Additional information

This was on Mac OS 15.3.2

Checkout Valkey 7.2 branch and compile the code
make sure valkey-server is in your path
modify utils/create-cluster/create-cluster.sh:
replace redis-cli with valkey-cli and redis-server with valkey-server
ADDITIONAL_OPTIONS="--activedefrag yes --active-defrag-ignore-bytes 10b --active-defrag-threshold-lower 1"

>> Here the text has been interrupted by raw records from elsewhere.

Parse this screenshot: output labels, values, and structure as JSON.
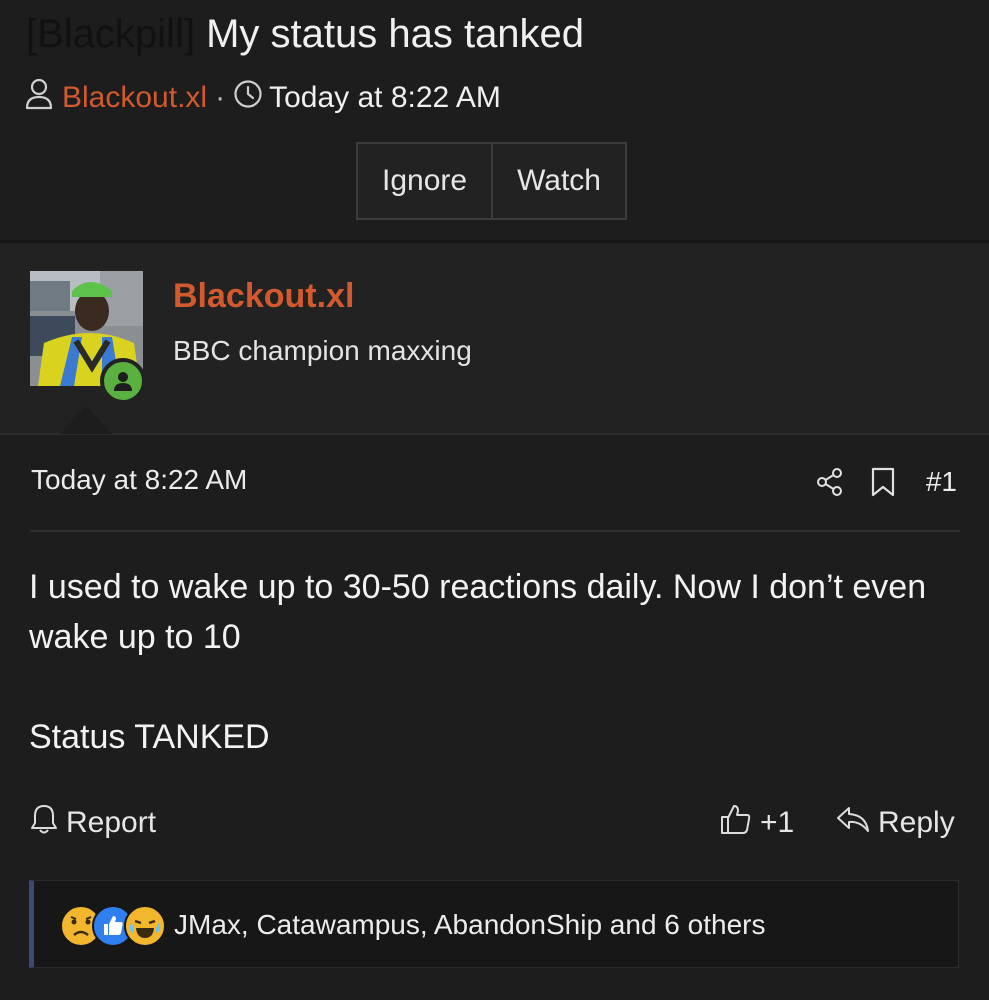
{
  "thread": {
    "prefix": "[Blackpill]",
    "title": "My status has tanked",
    "author": "Blackout.xl",
    "separator": "·",
    "time": "Today at 8:22 AM",
    "buttons": {
      "ignore": "Ignore",
      "watch": "Watch"
    }
  },
  "post": {
    "username": "Blackout.xl",
    "user_title": "BBC champion maxxing",
    "date": "Today at 8:22 AM",
    "number": "#1",
    "paragraphs": [
      "I used to wake up to 30-50 reactions daily. Now I don’t even wake up to 10",
      "Status TANKED"
    ],
    "actions": {
      "report": "Report",
      "like": "+1",
      "reply": "Reply"
    },
    "reactions": {
      "icons": [
        "sad-reaction",
        "like-reaction",
        "laugh-cry-reaction"
      ],
      "text": "JMax, Catawampus, AbandonShip and 6 others"
    }
  },
  "colors": {
    "accent": "#d25a2e",
    "background": "#1d1d1d",
    "online": "#5ab040",
    "reaction_bar_border": "#3a4a7a"
  }
}
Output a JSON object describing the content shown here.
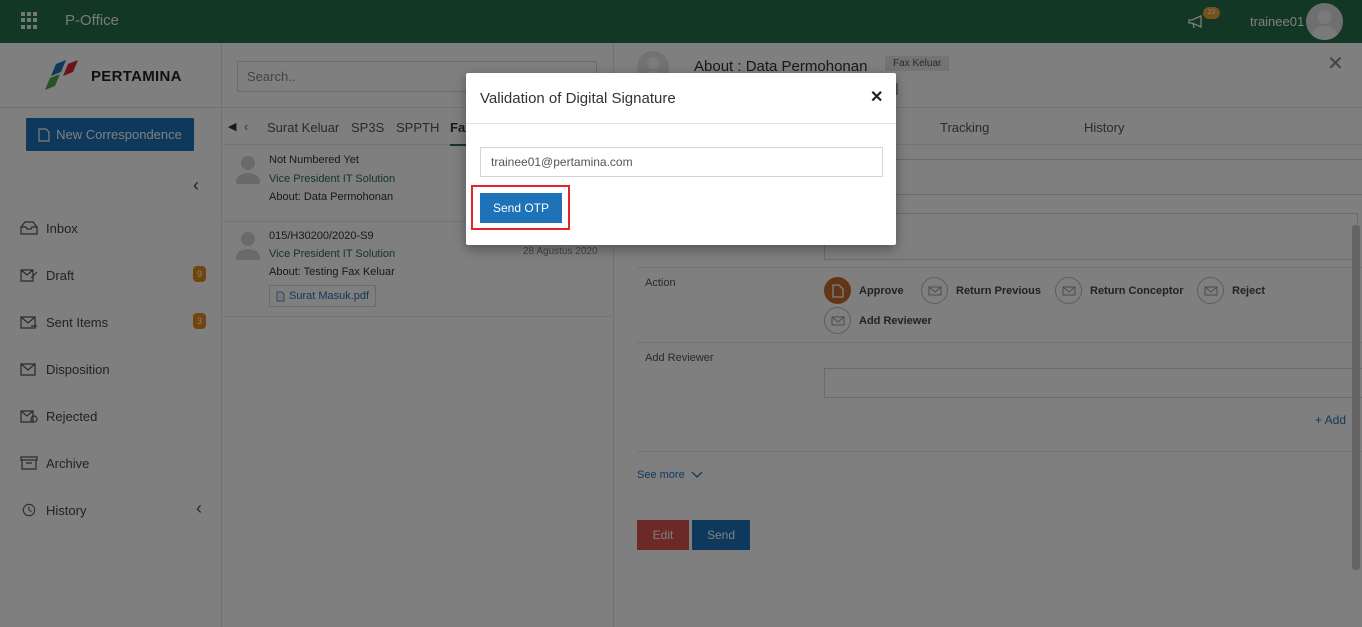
{
  "topbar": {
    "app_title": "P-Office",
    "notification_count": "23",
    "username": "trainee01"
  },
  "sidebar": {
    "logo_text": "PERTAMINA",
    "new_button": "New Correspondence",
    "items": [
      {
        "label": "Inbox",
        "icon": "inbox-icon",
        "badge": ""
      },
      {
        "label": "Draft",
        "icon": "draft-icon",
        "badge": "9"
      },
      {
        "label": "Sent Items",
        "icon": "sent-icon",
        "badge": "3"
      },
      {
        "label": "Disposition",
        "icon": "disposition-icon",
        "badge": ""
      },
      {
        "label": "Rejected",
        "icon": "rejected-icon",
        "badge": ""
      },
      {
        "label": "Archive",
        "icon": "archive-icon",
        "badge": ""
      },
      {
        "label": "History",
        "icon": "history-icon",
        "badge": ""
      }
    ]
  },
  "list": {
    "search_placeholder": "Search..",
    "tabs": [
      "Surat Keluar",
      "SP3S",
      "SPPTH",
      "Fax"
    ],
    "items": [
      {
        "number": "Not Numbered Yet",
        "from": "Vice President IT Solution",
        "about": "About: Data Permohonan",
        "date": ""
      },
      {
        "number": "015/H30200/2020-S9",
        "from": "Vice President IT Solution",
        "about": "About: Testing Fax Keluar",
        "date": "28 Agustus 2020",
        "attachment": "Surat Masuk.pdf"
      }
    ]
  },
  "detail": {
    "title": "About : Data Permohonan",
    "label": "Fax Keluar",
    "subtitle_fragment": "n ]",
    "tabs": [
      "Tracking",
      "History"
    ],
    "action_label": "Action",
    "actions": [
      "Approve",
      "Return Previous",
      "Return Conceptor",
      "Reject",
      "Add Reviewer"
    ],
    "add_reviewer_label": "Add Reviewer",
    "add_link": "+ Add",
    "see_more": "See more",
    "edit_button": "Edit",
    "send_button": "Send"
  },
  "modal": {
    "title": "Validation of Digital Signature",
    "email_value": "trainee01@pertamina.com",
    "send_otp": "Send OTP"
  },
  "colors": {
    "topbar": "#25704a",
    "primary": "#1d72b8",
    "danger": "#d9534f",
    "badge": "#e38b1a",
    "highlight": "#e3242b"
  }
}
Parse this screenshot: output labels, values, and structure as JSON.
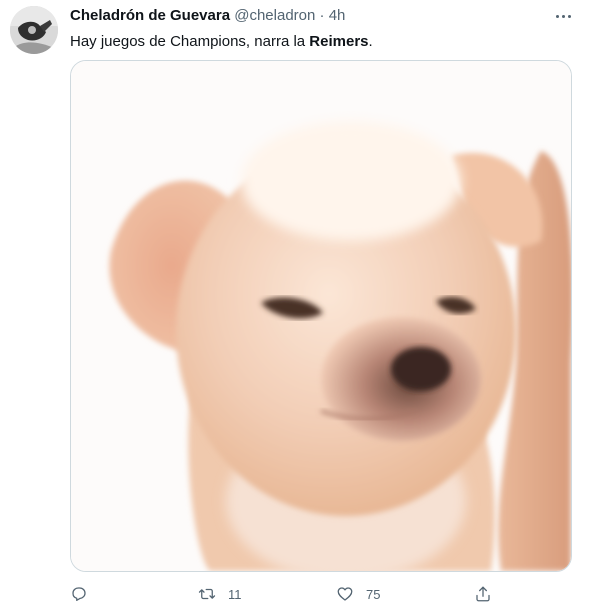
{
  "tweet": {
    "author_name": "Cheladrón de Guevara",
    "handle": "@cheladron",
    "separator": "·",
    "time": "4h",
    "text_prefix": "Hay juegos de Champions, narra la ",
    "text_bold": "Reimers",
    "text_suffix": "."
  },
  "actions": {
    "reply_count": "",
    "retweet_count": "11",
    "like_count": "75"
  },
  "icons": {
    "more": "more-icon",
    "reply": "reply-icon",
    "retweet": "retweet-icon",
    "like": "heart-icon",
    "share": "share-icon"
  },
  "colors": {
    "text": "#0f1419",
    "secondary": "#536471",
    "border": "#cfd9de"
  }
}
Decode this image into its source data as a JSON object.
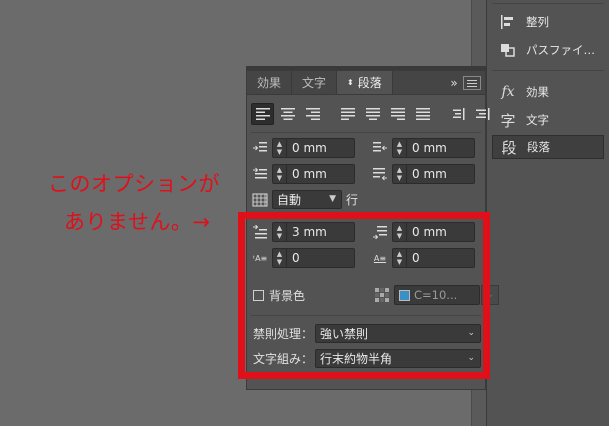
{
  "dock": {
    "items": [
      {
        "label": "整列",
        "icon": "align-icon"
      },
      {
        "label": "パスファイ…",
        "icon": "pathfinder-icon"
      },
      {
        "label": "効果",
        "icon": "fx-icon"
      },
      {
        "label": "文字",
        "icon": "character-icon"
      },
      {
        "label": "段落",
        "icon": "paragraph-icon"
      }
    ]
  },
  "panel": {
    "tabs": [
      "効果",
      "文字",
      "段落"
    ],
    "active_tab": "段落",
    "collapse_label": "»",
    "left_indent": "0 mm",
    "right_indent": "0 mm",
    "first_line_indent": "0 mm",
    "last_line_indent": "0 mm",
    "leading_mode": "自動",
    "leading_unit": "行",
    "space_before": "3 mm",
    "space_after": "0 mm",
    "drop_cap_lines": "0",
    "drop_cap_chars": "0",
    "background_color_label": "背景色",
    "swatch_value": "C=10...",
    "swatch_color": "#3a8fc5",
    "kinsoku_label": "禁則処理：",
    "kinsoku_value": "強い禁則",
    "mojikumi_label": "文字組み：",
    "mojikumi_value": "行末約物半角"
  },
  "annotation": {
    "line1": "このオプションが",
    "line2": "ありません。→",
    "color": "#e0101b"
  }
}
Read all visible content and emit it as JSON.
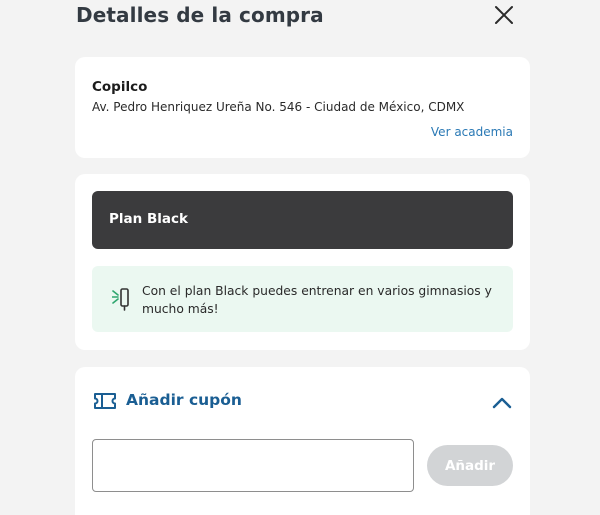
{
  "header": {
    "title": "Detalles de la compra"
  },
  "gym": {
    "name": "Copilco",
    "address": "Av. Pedro Henriquez Ureña No. 546 - Ciudad de México, CDMX",
    "link_label": "Ver academia"
  },
  "plan": {
    "name": "Plan Black",
    "info": "Con el plan Black puedes entrenar en varios gimnasios y mucho más!",
    "info_icon": "turnstile-access-icon",
    "info_accent": "#2fa66f"
  },
  "coupon": {
    "label": "Añadir cupón",
    "input_value": "",
    "input_placeholder": "",
    "apply_label": "Añadir",
    "accent": "#1a5e93"
  }
}
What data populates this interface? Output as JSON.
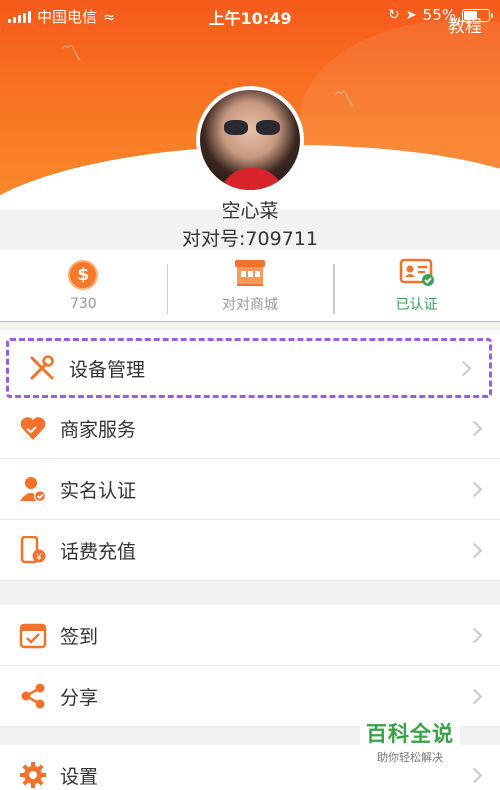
{
  "status_bar": {
    "carrier": "中国电信",
    "time": "上午10:49",
    "battery": "55%",
    "battery_level": 0.55
  },
  "header": {
    "tutorial_label": "教程"
  },
  "profile": {
    "name": "空心菜",
    "account_id": "对对号:709711"
  },
  "stats": [
    {
      "icon": "coin-icon",
      "label": "730"
    },
    {
      "icon": "store-icon",
      "label": "对对商城"
    },
    {
      "icon": "id-card-icon",
      "label": "已认证"
    }
  ],
  "menu_group1": [
    {
      "icon": "tools-icon",
      "label": "设备管理"
    },
    {
      "icon": "heart-icon",
      "label": "商家服务"
    },
    {
      "icon": "user-verify-icon",
      "label": "实名认证"
    },
    {
      "icon": "phone-recharge-icon",
      "label": "话费充值"
    }
  ],
  "menu_group2": [
    {
      "icon": "calendar-check-icon",
      "label": "签到"
    },
    {
      "icon": "share-icon",
      "label": "分享"
    }
  ],
  "menu_group3": [
    {
      "icon": "gear-icon",
      "label": "设置"
    }
  ],
  "watermark": {
    "title": "百科全说",
    "subtitle": "助你轻松解决"
  },
  "colors": {
    "accent": "#f4712a",
    "verified": "#3aa356",
    "highlight": "#9b5de5"
  }
}
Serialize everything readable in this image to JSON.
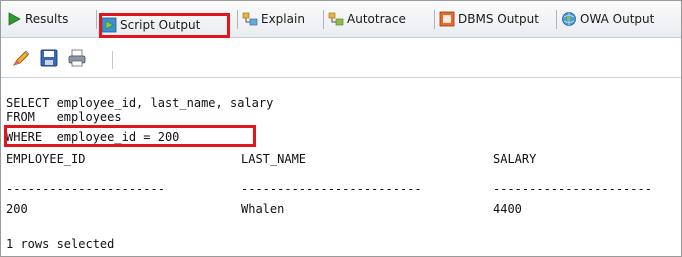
{
  "tabs": [
    {
      "label": "Results",
      "icon": "run-triangle-icon"
    },
    {
      "label": "Script Output",
      "icon": "script-output-icon",
      "selected": true
    },
    {
      "label": "Explain",
      "icon": "explain-plan-icon"
    },
    {
      "label": "Autotrace",
      "icon": "autotrace-icon"
    },
    {
      "label": "DBMS Output",
      "icon": "dbms-output-icon"
    },
    {
      "label": "OWA Output",
      "icon": "owa-globe-icon"
    }
  ],
  "toolbar": {
    "icons": [
      "eraser-pencil-icon",
      "save-disk-icon",
      "print-icon"
    ]
  },
  "output": {
    "sql_lines": [
      "SELECT employee_id, last_name, salary",
      "FROM   employees",
      "WHERE  employee_id = 200"
    ],
    "columns": [
      "EMPLOYEE_ID",
      "LAST_NAME",
      "SALARY"
    ],
    "separators": [
      "----------------------",
      "-------------------------",
      "----------------------"
    ],
    "rows": [
      [
        "200",
        "Whalen",
        "4400"
      ]
    ],
    "footer": "1 rows selected"
  },
  "colors": {
    "highlight": "#e0161c",
    "tab_bar_bg": "#e9ecf1"
  }
}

./create-cluster start && ./create-cluster create -f
Verify defrag:
valkey-cli -3 -p 30001 config get activedefrag

Generate data:
valkey-benchmark -p 30001 -t set -r 10000 -d 100000 -c 100 -n 100000 --cluster -l

Run this a few times to force defrag:
valkey-cli -p 30001 flushdb async && valkey-cli -p 30002 flushdb async && valkey-cli -p 30003 flushdb async

If you leave activedefrag off by default it does NOT crash.  Nor does it crash without Cluster Mode.  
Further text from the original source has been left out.